• Max Bonpain

Business Model canvas: how to get value from the main “frameworks for success”

A startup is a startup is a startup… Or is it?

Sure, a Startup is first and foremost a stage in a company lifecycle. Yet by grouping all early-stage companies under a single label, one gets the impression they are more similar than they really are and that a one-size-fits-all approach should work. As any founder would tell you: it doesn’t!

A startup is first and foremost a state of mind and a story of disruption, and each startup is as different as its founding team.

What we know is the desired results: fast growth and scalability following a superlinear (exponential) path. Succesful startups find a lever to lift the world.

And what we also know is the context: thriving on uncertainty.

“A startup is a human institution designed to create a new product or service under conditions of extreme uncertainty.” Eric Ries, Lean Startup.

So it’s understandable entrepreneurs are looking for some type of guidance, a “how-to” guide. But what to make of all these frameworks and templates trying to guide new entrepreneurs and demistify the world of startups? Has anyone found the magic recipe for success, and is the list of secret ingredients adding up to a tasty dish? Well, to continue on my cooking metaphor, it all depends on the skills of the chef!

Some of the most popular frameworks from the past decade include:

  • Business Model Canvas (2010) created by Alexander Osterwalder and Yves Pigneur.

  • Lean Startup (2011), coined by Eric Ries based on lean manufacturing and Steve Blank’s “Customer Development Model”.

  • Disciplined Entrepreneurship (2013), developed by Bill Aulet based on his experience nurturing startups out of MIT for more than 9 years.

Each one of these methodologies was created with flexibility in mind. They try and provide a framework for the uncertain nature of innovation-driven enterprises. Through them, you’re encouraged to test, iterate and adjust. You build your company knowing real market needs, based on feedback and research.

What we don’t know is: do they actually work?
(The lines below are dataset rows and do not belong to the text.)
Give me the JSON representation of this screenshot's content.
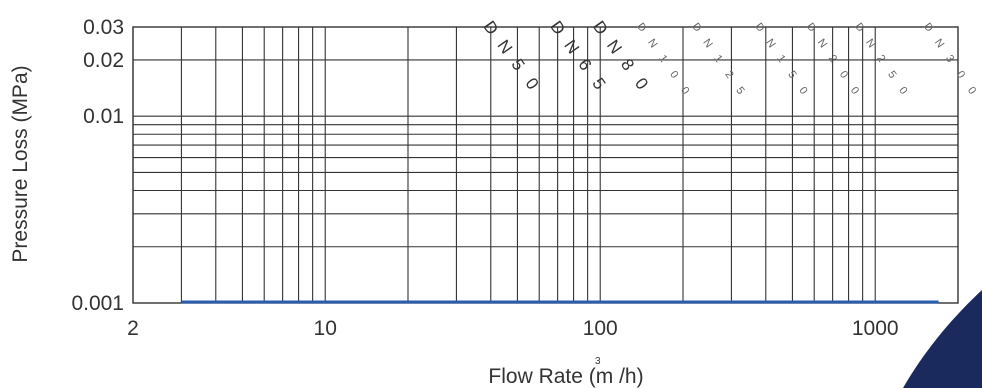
{
  "chart_data": {
    "type": "line",
    "xlabel": "Flow Rate (m /h)",
    "xlabel_superscript": "3",
    "ylabel": "Pressure Loss (MPa)",
    "x_scale": "log",
    "y_scale": "log",
    "xlim": [
      2,
      2000
    ],
    "ylim": [
      0.001,
      0.03
    ],
    "x_ticks": [
      2,
      10,
      100,
      1000
    ],
    "x_tick_labels": [
      "2",
      "10",
      "100",
      "1000"
    ],
    "y_ticks": [
      0.001,
      0.01,
      0.02,
      0.03
    ],
    "y_tick_labels": [
      "0.001",
      "0.01",
      "0.02",
      "0.03"
    ],
    "grid": true,
    "x_gridlines": [
      2,
      3,
      4,
      5,
      6,
      7,
      8,
      9,
      10,
      20,
      30,
      40,
      50,
      60,
      70,
      80,
      90,
      100,
      200,
      300,
      400,
      500,
      600,
      700,
      800,
      900,
      1000
    ],
    "y_gridlines": [
      0.001,
      0.002,
      0.003,
      0.004,
      0.005,
      0.006,
      0.007,
      0.008,
      0.009,
      0.01,
      0.02,
      0.03
    ],
    "series": [
      {
        "x": [
          3,
          10,
          30,
          100,
          300,
          1000,
          1700
        ],
        "y": [
          0.001,
          0.001,
          0.001,
          0.001,
          0.001,
          0.001,
          0.001
        ],
        "color": "#2a5db0"
      }
    ],
    "curve_labels": [
      {
        "text": "DN50",
        "x": 40,
        "style": "bold"
      },
      {
        "text": "DN65",
        "x": 70,
        "style": "bold"
      },
      {
        "text": "DN80",
        "x": 100,
        "style": "bold"
      },
      {
        "text": "DN100",
        "x": 145,
        "style": "faint"
      },
      {
        "text": "DN125",
        "x": 230,
        "style": "faint"
      },
      {
        "text": "DN150",
        "x": 390,
        "style": "faint"
      },
      {
        "text": "DN200",
        "x": 600,
        "style": "faint"
      },
      {
        "text": "DN250",
        "x": 900,
        "style": "faint"
      },
      {
        "text": "DN300",
        "x": 1600,
        "style": "faint"
      }
    ],
    "decoration_color": "#1b2a5c"
  }
}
Is an entrepreneur following the template any more likely to be successful? Is any method better than the others, at least for your specific type of startup? Is just having a methodology, any methodology, better than having none?

If you ask first-time entrepreneurs, the answer will be a resounding yes! Yet it seems the main benefit is in giving a (false?) sense of confidence: just follow steps 1, 2 and 3 and hop, you’re a unicorn!

But speak to second or third time founders and you’ll get a different answer: it’s good to have a starting point, but -as your business model will likely pivot- so will your approach.

For instance, in the Business Model Canvas, I really like how it helps highlight the strengths and weaknesses in your business model.

In Lean Startup, I like the test & learn approach, reducing risk whilst validating assumptions.

And in Disciplined Entrepreneurship, I like the business focus, especially the computations of LTV and CAC. But a 24-step approach becomes too much of an academic one if taken too literally.

In my opinion, the main added-value of these methods is they help you speak a common language, especially the language of the initiated — aka the VC community. They help you sell your vision. So my take is use them to study how the startup community thinks and speaks, but pick and mix the elements that work for you.

In conclusion, explore these methodologies when you’re starting think about a startup, or when you need a new stimulus to change you thinking. They’ll give you ideas, they’ll challenge your existing assumptions and ways of working, and therein lies the real value.